I have a Java Swing application wich spawns child dialogs with text controls. And the problem is that when you change keyboard layout in child dialog, it changes back right after the dialog is closed.
What I need is the keboard layout to stay after being switched whether it was switched in the main frame or in a child frame.

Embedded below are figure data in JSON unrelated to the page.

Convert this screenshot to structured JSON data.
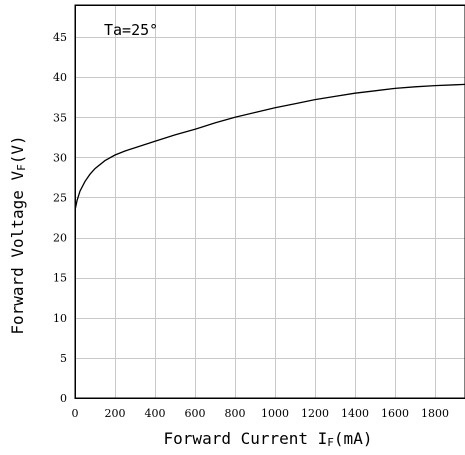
{
  "chart_data": {
    "type": "line",
    "annotation": "Ta=25°",
    "xlabel_main": "Forward Current I",
    "xlabel_sub": "F",
    "xlabel_unit": "(mA)",
    "ylabel_main": "Forward Voltage V",
    "ylabel_sub": "F",
    "ylabel_unit": "(V)",
    "xlim": [
      0,
      1950
    ],
    "ylim": [
      0,
      49
    ],
    "x_ticks": [
      0,
      200,
      400,
      600,
      800,
      1000,
      1200,
      1400,
      1600,
      1800
    ],
    "y_ticks": [
      0,
      5,
      10,
      15,
      20,
      25,
      30,
      35,
      40,
      45
    ],
    "grid": true,
    "series": [
      {
        "x": [
          0,
          10,
          25,
          50,
          75,
          100,
          150,
          200,
          250,
          300,
          400,
          500,
          600,
          700,
          800,
          900,
          1000,
          1100,
          1200,
          1300,
          1400,
          1500,
          1600,
          1700,
          1800,
          1900,
          1950
        ],
        "y": [
          23.4,
          24.6,
          25.8,
          27.0,
          27.9,
          28.6,
          29.6,
          30.3,
          30.8,
          31.2,
          32.0,
          32.8,
          33.5,
          34.3,
          35.0,
          35.6,
          36.2,
          36.7,
          37.2,
          37.6,
          38.0,
          38.3,
          38.6,
          38.8,
          38.95,
          39.05,
          39.1
        ]
      }
    ]
  }
}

Here is a SSCCE that illustrates the problem:
import javax.swing.*;
import java.awt.*;
import java.awt.event.ActionEvent;
import java.awt.event.ActionListener;
public class InheritInputContext {
public static void main(String[] arg) {
final MainFrame mainFrame = new MainFrame();
SwingUtilities.invokeLater(new Runnable() {
@Override
public void run() {
mainFrame.setPreferredSize(new Dimension(300, 400));
mainFrame.pack();
mainFrame.setLocationRelativeTo(null);
mainFrame.setVisible(true);
}
});
}
}
class MainFrame extends JFrame {
MainFrame() {
setLayout(new BorderLayout());
JTextArea textArea = new JTextArea();
add(textArea, BorderLayout.CENTER);
JButton dialogBtn = new JButton("Dialog");
add(dialogBtn, BorderLayout.SOUTH);
dialogBtn.addActionListener(new ActionListener() {
@Override
public void actionPerformed(ActionEvent e) {
ChildDialog cd = new ChildDialog(MainFrame.this);
cd.setPreferredSize(new Dimension(200, 200));
cd.setLocationRelativeTo(MainFrame.this);
cd.pack();
cd.setVisible(true);
}
});
}
}
class ChildDialog extends JDialog {
ChildDialog(Window w) {
super(w);
JTextArea textArea = new JTextArea();
getContentPane().add(textArea);
}
}
Ok, I just settled with this solution:
Added a listener to java toolkit in main() method like this:
AWTEventListener awtWindowListener = new AWTEventListener() {
@Override
public void eventDispatched(AWTEvent event) {
if (event instanceof WindowEvent) {
if (WindowEvent.WINDOW_CLOSED == event.getID()
|| WindowEvent.WINDOW_CLOSING == event.getID()) {
Window child = ((WindowEvent) event).getWindow();
Window parent = SwingUtilities.getWindowAncestor(child);
if (parent == null) return;
InputContext childIC = child.getInputContext();
parent.getInputContext().selectInputMethod(childIC.getLocale());
}
}
}
};
Toolkit.getDefaultToolkit().addAWTEventListener(awtWindowListener, AWTEvent.WINDOW_EVENT_MASK);
It works on all child dialogs generated with parent window as constructor parameter. On close event Locale from InputContext of child dialog is put into InputContext of it's parent window.
May be there is some better way though.